Euro or no, we will never be 'at the heart of Europe'
Nigel
Lawson, Daily Telegraph 15/6 2003
Lord Lawson was the Chancellor of the Exchequer from 1983 to 1989.
As Prof Wilhelm Nolling, the distinguished former Bundesbank director, pointed out in this newspaper last week, for Germany in particular - the euro-zone's largest economy - the strait-jacket of a one-size-fits-all monetary policy has been unequivocally harmful.
Mr Brown did, however, offer a clue about what is fundamentally wrong with the European monetary union when he quite rightly stated that "it is important to learn the lessons not just from the experience of the euro area but also from how the states and regions adjust successfully in the United States monetary union".
And so far as the United States is concerned the lessons are clear.
Three absolutely crucial conditions are satisfied. First, there is a very high
degree of labour mobility: Americans are prepared to move long distances,
within the union, to find work.
Second, there is a high degree of labour
market flexibility, allowing wages to move down as well as up.
And third,
as a result of a genuinely federal system of taxation and public expenditure,
substantial sums of money are automatically transferred from the more
prosperous to the less prosperous parts of the union.
Not only does the European monetary union satisfy none of these conditions, but the first could fully be achieved only if the union were bound together by a common language, the second is a feature of the "brutal" Anglo-Saxon economic model which the "civilised" European social model explicitly rejects, while the third is the characteristic of a single federal state.
It is not, of course, remotely surprising that the European monetary union as we know it is fundamentally flawed since, as is openly avowed by its continental promoters, its raison d'etre is not economic but political. There is nothing remotely disreputable about this: what is disreputable is to deny it.
Mr Blair's seldom-articulated reason for so obsessively wishing to see the UK sign up to the euro is also political rather than economic.

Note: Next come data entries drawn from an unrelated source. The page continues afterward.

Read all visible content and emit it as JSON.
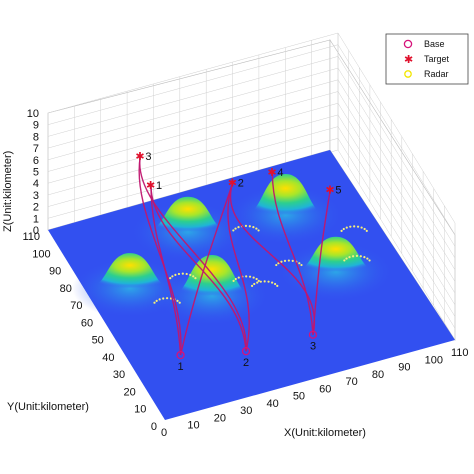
{
  "chart_data": {
    "type": "surface",
    "xlabel": "X(Unit:kilometer)",
    "ylabel": "Y(Unit:kilometer)",
    "zlabel": "Z(Unit:kilometer)",
    "xlim": [
      0,
      110
    ],
    "ylim": [
      0,
      110
    ],
    "zlim": [
      0,
      10
    ],
    "x_ticks": [
      "0",
      "10",
      "20",
      "30",
      "40",
      "50",
      "60",
      "70",
      "80",
      "90",
      "100",
      "110"
    ],
    "y_ticks": [
      "0",
      "10",
      "20",
      "30",
      "40",
      "50",
      "60",
      "70",
      "80",
      "90",
      "100",
      "110"
    ],
    "z_ticks": [
      "0",
      "1",
      "2",
      "3",
      "4",
      "5",
      "6",
      "7",
      "8",
      "9",
      "10"
    ],
    "grid": true,
    "legend": {
      "placement": "top-right",
      "entries": [
        {
          "label": "Base",
          "marker": "circle",
          "color": "#d6127a"
        },
        {
          "label": "Target",
          "marker": "asterisk",
          "color": "#e0102c"
        },
        {
          "label": "Radar",
          "marker": "circle",
          "color": "#f2e600"
        }
      ]
    },
    "terrain_color": "#3250f0",
    "peaks": [
      {
        "x": 45,
        "y": 90,
        "height": 3.0
      },
      {
        "x": 15,
        "y": 70,
        "height": 3.0
      },
      {
        "x": 80,
        "y": 85,
        "height": 3.5
      },
      {
        "x": 40,
        "y": 55,
        "height": 3.5
      },
      {
        "x": 85,
        "y": 50,
        "height": 3.0
      }
    ],
    "radars": [
      {
        "x": 25,
        "y": 60
      },
      {
        "x": 35,
        "y": 70
      },
      {
        "x": 55,
        "y": 60
      },
      {
        "x": 65,
        "y": 85
      },
      {
        "x": 60,
        "y": 55
      },
      {
        "x": 72,
        "y": 62
      },
      {
        "x": 95,
        "y": 55
      },
      {
        "x": 100,
        "y": 70
      }
    ],
    "bases": [
      {
        "label": "1",
        "x": 18,
        "y": 30,
        "z": 0
      },
      {
        "label": "2",
        "x": 40,
        "y": 23,
        "z": 0
      },
      {
        "label": "3",
        "x": 65,
        "y": 22,
        "z": 0
      }
    ],
    "targets": [
      {
        "label": "1",
        "x": 33,
        "y": 95,
        "z": 4
      },
      {
        "label": "2",
        "x": 60,
        "y": 85,
        "z": 4
      },
      {
        "label": "3",
        "x": 33,
        "y": 105,
        "z": 5
      },
      {
        "label": "4",
        "x": 75,
        "y": 85,
        "z": 4
      },
      {
        "label": "5",
        "x": 95,
        "y": 80,
        "z": 2
      }
    ],
    "paths": [
      {
        "from": "1",
        "to": "1"
      },
      {
        "from": "1",
        "to": "3"
      },
      {
        "from": "1",
        "to": "2"
      },
      {
        "from": "2",
        "to": "1"
      },
      {
        "from": "2",
        "to": "3"
      },
      {
        "from": "2",
        "to": "2"
      },
      {
        "from": "3",
        "to": "4"
      },
      {
        "from": "3",
        "to": "5"
      },
      {
        "from": "3",
        "to": "2"
      }
    ]
  }
}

He appears to believe that, once inside EMU, we could exert a decisive influence over Europe's role in world affairs that would be unattainable outside it. It is, however, a motivation that is implausible to the point of incoherence. In the first place, just as we have always been anxious to exclude France and Germany - particularly France - from the intimacy of the Anglo-American special relationship, so they have no wish to see Britain complicate the Franco-German special relationship by turning it into an uneasy menage a trois.